Nella zona la legge la fanno loro, i rom. Sono in 400, le roulotte a poche centinaia di metri dall’abitato, in via della Martora, fra la Collatina e viale Palmiro Togliatti, e spadroneggiano. «Non li abbiamo mai visti lavorare - affermano gli abitanti - Dove stanno adesso doveva sorgere un punto verde qualità, un parco giochi. Invece il piccolo campetto di 3-4 roulotte che c’era all’inizio si è in pochi anni ingrossato, adesso i rom stanno praticamente sotto le nostre finestre. Ci minacciano, vengono a rubare in casa anche con la gente dentro. Le donne sono perfino più aggressive degli uomini. Viviamo sotto assedio». Questo da 3-4 anni. Tutta Colli Aniene - supermercati, negozi, perfino la chiesa - è bersaglio di scorrerie. Donne, uomini, ragazzini, vecchi: non si salva nessuno.

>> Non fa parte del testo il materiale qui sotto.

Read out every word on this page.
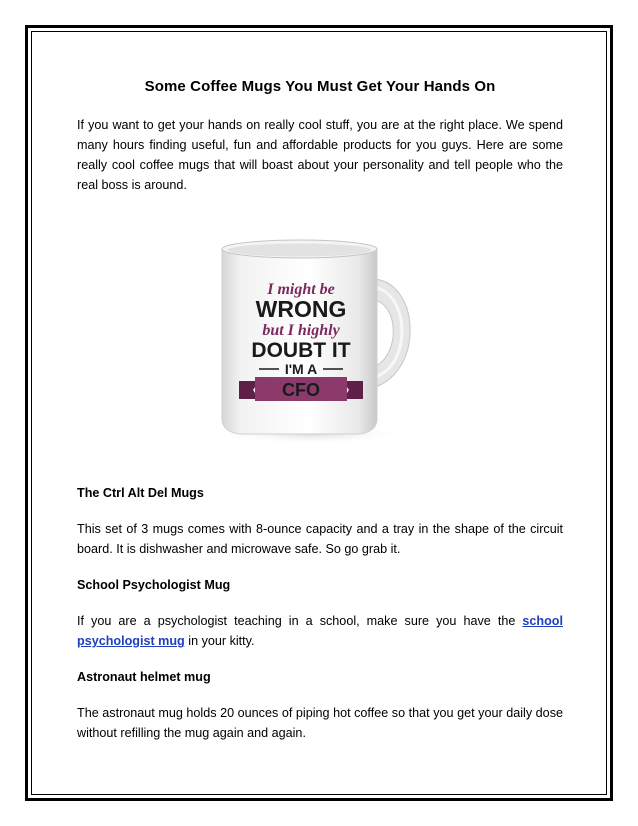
Some Coffee Mugs You Must Get Your Hands On

If you want to get your hands on really cool stuff, you are at the right place. We spend many hours finding useful, fun and affordable products for you guys. Here are some really cool coffee mugs that will boast about your personality and tell people who the real boss is around.

I might be
WRONG
but I highly
DOUBT IT
I'M A
CFO

The Ctrl Alt Del Mugs

This set of 3 mugs comes with 8-ounce capacity and a tray in the shape of the circuit board. It is dishwasher and microwave safe. So go grab it.

School Psychologist Mug

If you are a psychologist teaching in a school, make sure you have the school psychologist mug in your kitty.

Astronaut helmet mug

The astronaut mug holds 20 ounces of piping hot coffee so that you get your daily dose without refilling the mug again and again.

Ultimamente poi il salto di qualità. Droga, via vai di tossicodipendenti, roulotte del buco: la Martora è diventato l’Eldorado degli spacciatori. I clienti sono sempre più giovani, alcuni addirittura minorenni, vengono da tutta Roma, vanno a botta sicura. I pusher, raccontano gli abitanti, non escono neppure dal campo, restano all’interno al sicuro. La bustina si vende a 10 euro, a prezzi stracciati. A dicembre 2008 un blitz della Polizia di Stato sorprese due giovani donne intente ad accogliere i clienti mentre allattavano. «L’idea di una madre che spaccia mentre allatta è terribile, quanto di più lontano dalle regole della civile convivenza» sbottò l’assessore Belviso. Ma i traffici sono continuati come e più di prima.

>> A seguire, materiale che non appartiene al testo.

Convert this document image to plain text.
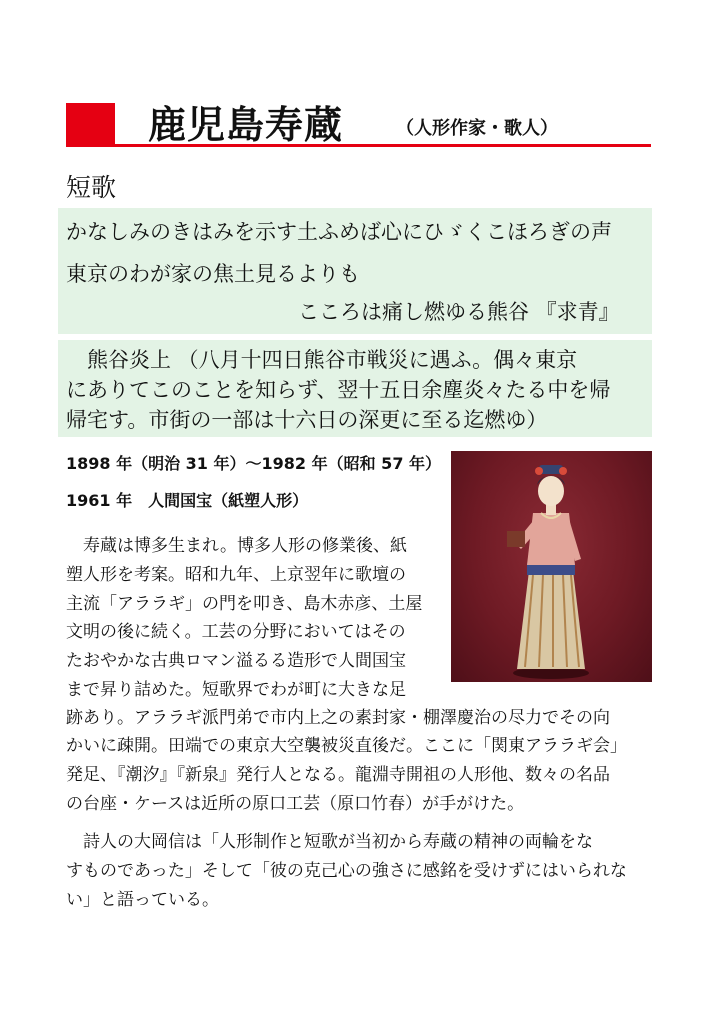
鹿児島寿蔵	（人形作家・歌人）
短歌
かなしみのきはみを示す土ふめば心にひゞくこほろぎの声
東京のわが家の焦土見るよりも
こころは痛し燃ゆる熊谷 『求青』
　熊谷炎上 （八月十四日熊谷市戦災に遇ふ。偶々東京
にありてこのことを知らず、翌十五日余塵炎々たる中を帰
帰宅す。市街の一部は十六日の深更に至る迄燃ゆ）
1898 年（明治 31 年）～1982 年（昭和 57 年）
1961 年　人間国宝（紙塑人形）
　寿蔵は博多生まれ。博多人形の修業後、紙
塑人形を考案。昭和九年、上京翌年に歌壇の
主流「アララギ」の門を叩き、島木赤彦、土屋
文明の後に続く。工芸の分野においてはその
たおやかな古典ロマン溢るる造形で人間国宝
まで昇り詰めた。短歌界でわが町に大きな足
跡あり。アララギ派門弟で市内上之の素封家・棚澤慶治の尽力でその向
かいに疎開。田端での東京大空襲被災直後だ。ここに「関東アララギ会」
発足、『潮汐』『新泉』発行人となる。龍淵寺開祖の人形他、数々の名品
の台座・ケースは近所の原口工芸（原口竹春）が手がけた。
　詩人の大岡信は「人形制作と短歌が当初から寿蔵の精神の両輪をな
すものであった」そして「彼の克己心の強さに感銘を受けずにはいられな
い」と語っている。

«Da ciò che emerge - denuncia il consigliere comunale del Pdl, Ludovico Todini - il vero supermercato della droga sono oggi diventati i campi rom. Prima Casilino 900, ora La Martora. Quando si parla di integrazione e solidarietà, a cosa ci si riferisce? Non è un caso che la sinistra predicava solidarismo e buonismo, mentre oggi i sindaci di sinistra della Provincia di Roma rilevano nella presenza dei campi nomadi a ridosso dei loro territori un problema. Non possiamo più ignorare le lamentele che ci pervengono dai cittadini del quartiere Colli Aniene». «Non solo si deve al più presto sgomberare il campo di La Martora - conclude Todini - ma occorre dare una svolta netta e decisa su tutti i campi nomadi di Roma. In altre capitali europee si suona un'altra musica. Copiamo lo spartito».

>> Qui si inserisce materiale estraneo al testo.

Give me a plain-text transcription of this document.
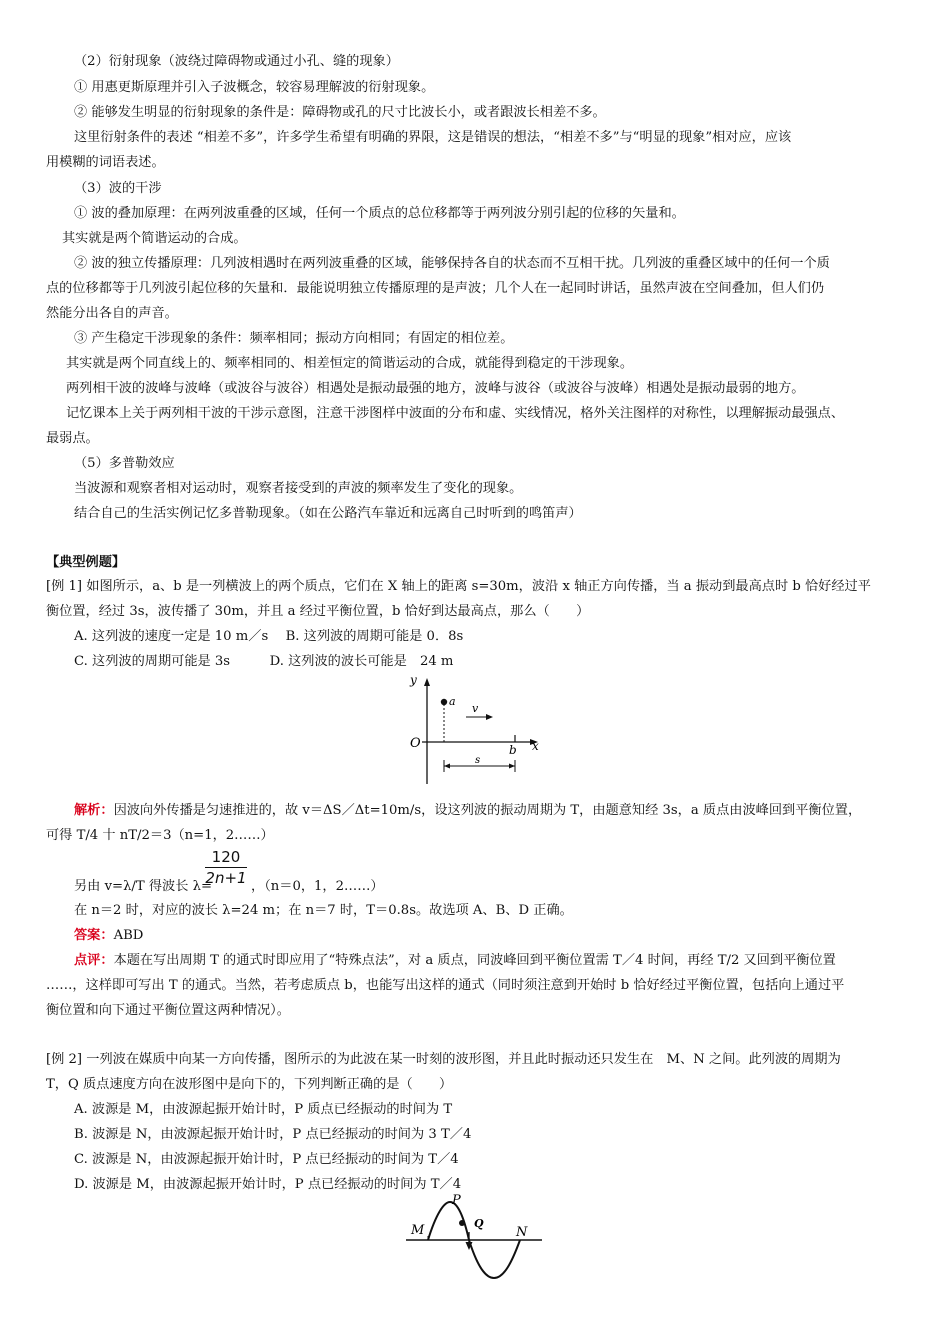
（2）衍射现象（波绕过障碍物或通过小孔、缝的现象）
① 用惠更斯原理并引入子波概念，较容易理解波的衍射现象。
② 能够发生明显的衍射现象的条件是：障碍物或孔的尺寸比波长小，或者跟波长相差不多。
这里衍射条件的表述 “相差不多”，许多学生希望有明确的界限，这是错误的想法，“相差不多”与“明显的现象”相对应，应该
用模糊的词语表述。
（3）波的干涉
① 波的叠加原理：在两列波重叠的区域，任何一个质点的总位移都等于两列波分别引起的位移的矢量和。
其实就是两个简谐运动的合成。
② 波的独立传播原理：几列波相遇时在两列波重叠的区域，能够保持各自的状态而不互相干扰。几列波的重叠区域中的任何一个质
点的位移都等于几列波引起位移的矢量和．最能说明独立传播原理的是声波；几个人在一起同时讲话，虽然声波在空间叠加，但人们仍
然能分出各自的声音。
③ 产生稳定干涉现象的条件：频率相同；振动方向相同；有固定的相位差。
其实就是两个同直线上的、频率相同的、相差恒定的简谐运动的合成，就能得到稳定的干涉现象。
两列相干波的波峰与波峰（或波谷与波谷）相遇处是振动最强的地方，波峰与波谷（或波谷与波峰）相遇处是振动最弱的地方。
记忆课本上关于两列相干波的干涉示意图，注意干涉图样中波面的分布和虚、实线情况，格外关注图样的对称性，以理解振动最强点、
最弱点。
（5）多普勒效应
当波源和观察者相对运动时，观察者接受到的声波的频率发生了变化的现象。
结合自己的生活实例记忆多普勒现象。（如在公路汽车靠近和远离自己时听到的鸣笛声）
【典型例题】
[例 1] 如图所示，a、b 是一列横波上的两个质点，它们在 X 轴上的距离 s=30m，波沿 x 轴正方向传播，当 a 振动到最高点时 b 恰好经过平
衡位置，经过 3s，波传播了 30m，并且 a 经过平衡位置，b 恰好到达最高点，那么（　　）
A. 这列波的速度一定是 10 m／s　 B. 这列波的周期可能是 0．8s
C. 这列波的周期可能是 3s　　　D. 这列波的波长可能是　24 m
y
a
v
O	b x
s
解析：因波向外传播是匀速推进的，故 v＝ΔS／Δt=10m/s，设这列波的振动周期为 T，由题意知经 3s，a 质点由波峰回到平衡位置，
可得 T/4 十 nT/2＝3（n=1，2……）
$\frac{120}{2n+1}$
另由 v=λ/T 得波长 λ=	，（n＝0，1，2……）
在 n＝2 时，对应的波长 λ=24 m；在 n＝7 时，T＝0.8s。故选项 A、B、D 正确。
答案：ABD
点评：本题在写出周期 T 的通式时即应用了“特殊点法”，对 a 质点，同波峰回到平衡位置需 T／4 时间，再经 T/2 又回到平衡位置
……，这样即可写出 T 的通式。当然，若考虑质点 b，也能写出这样的通式（同时须注意到开始时 b 恰好经过平衡位置，包括向上通过平
衡位置和向下通过平衡位置这两种情况）。
[例 2] 一列波在媒质中向某一方向传播，图所示的为此波在某一时刻的波形图，并且此时振动还只发生在　M、N 之间。此列波的周期为
T，Q 质点速度方向在波形图中是向下的，下列判断正确的是（　　）
A. 波源是 M，由波源起振开始计时，P 质点已经振动的时间为 T
B. 波源是 N，由波源起振开始计时，P 点已经振动的时间为 3 T／4
C. 波源是 N，由波源起振开始计时，P 点已经振动的时间为 T／4
D. 波源是 M，由波源起振开始计时，P 点已经振动的时间为 T／4
P
Q
M	N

Di supermarket della droga parla anche Luigi Camilloni, presidente dell’Osservatorio Sociale: «Sembra che a Roma i luoghi preferiti, e forse i più sicuri, per lo spaccio, siano diventati proprio i campi nomadi. C’è da chiedersi se vogliamo perseverare con atteggiamenti buonisti e permissivi, che alimentano nei criminali la sensazione dell’impunità, visto che lo spaccio di droga è delegato perfino alle donne».